Three lesser stage routes developed a little later to serve Lucas Countyans. The northerly route, established in 1850 as a state road, followed the path of what still is known as the Newbern Road to Newbern, just over the county line into Marion County, then angled northwest through Indianola to Fort Des Moines. 

During 1851, another state road followed the 1850 route from Chariton to Newbern, but turned northeast there and passed through Knoxville and Red Rock en route to Newton. Kirkpatrick does not identify this road as a stage route, however.

The southeasterly stage route followed the Mormon Trail  from Chariton through Greenville, across a corner of Monroe County, then into Appanoose County and on to Centerville. During 1853, this too was designated a state road connecting Fort Des Moines and Centerville, but following the earlier road from Chariton to Des Moines.

No one seems to have researched this route, but it apparently passed the St. John Tavern near or at Ragtown in Section 12 of Benton Township, then continued on east about two miles south of the current site of Russell in order to reach Greenville.

The southwesterly route, which also followed the Mormon Trail, led first to Garden Grove and then to Leon. This route came into its own briefly after the Civil War, especially after trains reached Chariton during 1867. For a time, the city became a major hub of stagecoach traffic as passengers who had traveled as far as they could by rail switched to coach to continue. Because there was no rail service linking Chariton either to Des Moines or points south for a number of years, coaches continued to travel all routes other than the main east-west road for a number of years thereafter.

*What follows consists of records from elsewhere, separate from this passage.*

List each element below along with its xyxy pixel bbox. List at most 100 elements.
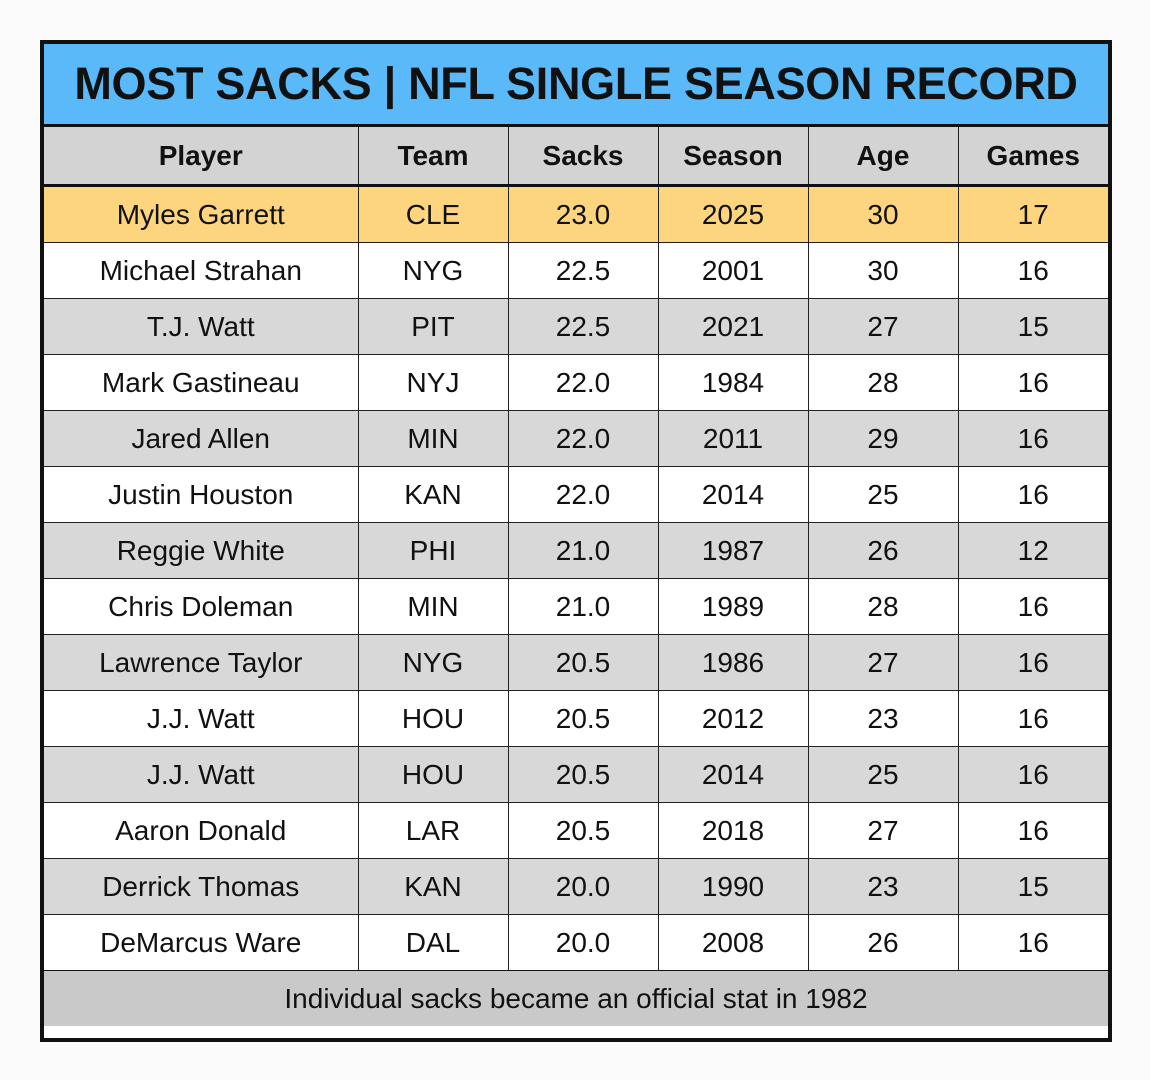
cell-player: Aaron Donald [44,802,359,859]
table-row: Aaron Donald LAR 20.5 2018 27 16 [44,802,1108,859]
table-row: J.J. Watt HOU 20.5 2014 25 16 [44,746,1108,803]
cell-season: 1989 [658,578,809,635]
cell-season: 2014 [658,466,809,523]
cell-team: MIN [358,578,509,635]
cell-sacks: 20.5 [508,746,659,803]
cell-player: Derrick Thomas [44,858,359,915]
cell-sacks: 20.5 [508,802,659,859]
cell-sacks: 21.0 [508,578,659,635]
cell-sacks: 22.0 [508,354,659,411]
table-row: Reggie White PHI 21.0 1987 26 12 [44,522,1108,579]
table-row: Chris Doleman MIN 21.0 1989 28 16 [44,578,1108,635]
cell-season: 1986 [658,634,809,691]
cell-age: 26 [808,914,959,971]
cell-player: Jared Allen [44,410,359,467]
cell-player: Chris Doleman [44,578,359,635]
cell-player: J.J. Watt [44,690,359,747]
cell-team: HOU [358,746,509,803]
cell-games: 15 [958,298,1108,355]
table-row: Justin Houston KAN 22.0 2014 25 16 [44,466,1108,523]
record-table-frame: MOST SACKS | NFL SINGLE SEASON RECORD Pl… [40,40,1112,1042]
cell-team: DAL [358,914,509,971]
cell-season: 2001 [658,242,809,299]
table-title: MOST SACKS | NFL SINGLE SEASON RECORD [44,44,1108,127]
table-row: T.J. Watt PIT 22.5 2021 27 15 [44,298,1108,355]
column-header-player: Player [44,127,359,187]
cell-team: NYJ [358,354,509,411]
cell-season: 2011 [658,410,809,467]
table-row: Michael Strahan NYG 22.5 2001 30 16 [44,242,1108,299]
cell-season: 2021 [658,298,809,355]
header-row: Player Team Sacks Season Age Games [44,127,1108,187]
sacks-table: Player Team Sacks Season Age Games Myles… [44,127,1108,971]
cell-age: 25 [808,746,959,803]
cell-season: 2008 [658,914,809,971]
cell-player: J.J. Watt [44,746,359,803]
cell-season: 2014 [658,746,809,803]
column-header-team: Team [358,127,509,187]
table-row: Myles Garrett CLE 23.0 2025 30 17 [44,185,1108,243]
cell-games: 12 [958,522,1108,579]
cell-season: 2018 [658,802,809,859]
cell-age: 27 [808,298,959,355]
cell-games: 16 [958,914,1108,971]
cell-age: 30 [808,185,959,243]
cell-player: Myles Garrett [44,185,359,243]
cell-games: 15 [958,858,1108,915]
cell-games: 17 [958,185,1108,243]
cell-age: 25 [808,466,959,523]
cell-age: 28 [808,354,959,411]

The Leon Weekly News reported in its edition Jan. 12, 1865, that "We learn from Mr. Ogden, the agent of the Western stage Co., that a daily line of four-horse stages is to be shortly put on the route from Chariton to Leon, passing through Garden Grove and Franklin. The principal part of the mail passing through the southern part of the state from the east to the west will take this route.The mail route from Leon directly east will not be discontinued, but the mail is to be carried in two-horse coaches as heretofore."

The Iowa South West, published in Bedford, contained in its edition of Nov. 30, 1867, an announcement headed, "Look here Travelers!" that went on the report that "The Western Stage Co. are now running a daily line of coaches from Chariton to Nebraska City, through the southern tier of counties. Passengers will receive every attention from careful and competent drivers. Depart (from Bedford) for the East at 6 o'clock A.M., for the West, at 12-1/4 o'clock, P.M. Arrivals: From the east at 12 o'clock Midnight; fom the West, at 4 o'clock A.M."

The Western Stage Co., which had moved its headquarters from Dubuque to Iowa City and finally to Des Moines, went out of business during the early 1870s. By some accounts, the final coach left Des Moines during 1874 (others say 1870). In its heydey it had employed up to 3,000 people and dominated public transportation in Iowa.

By that time, Chariton was linked by rail to the rest of the world --- east, west, north and south; and twenty-plus years of stage coach history had ended.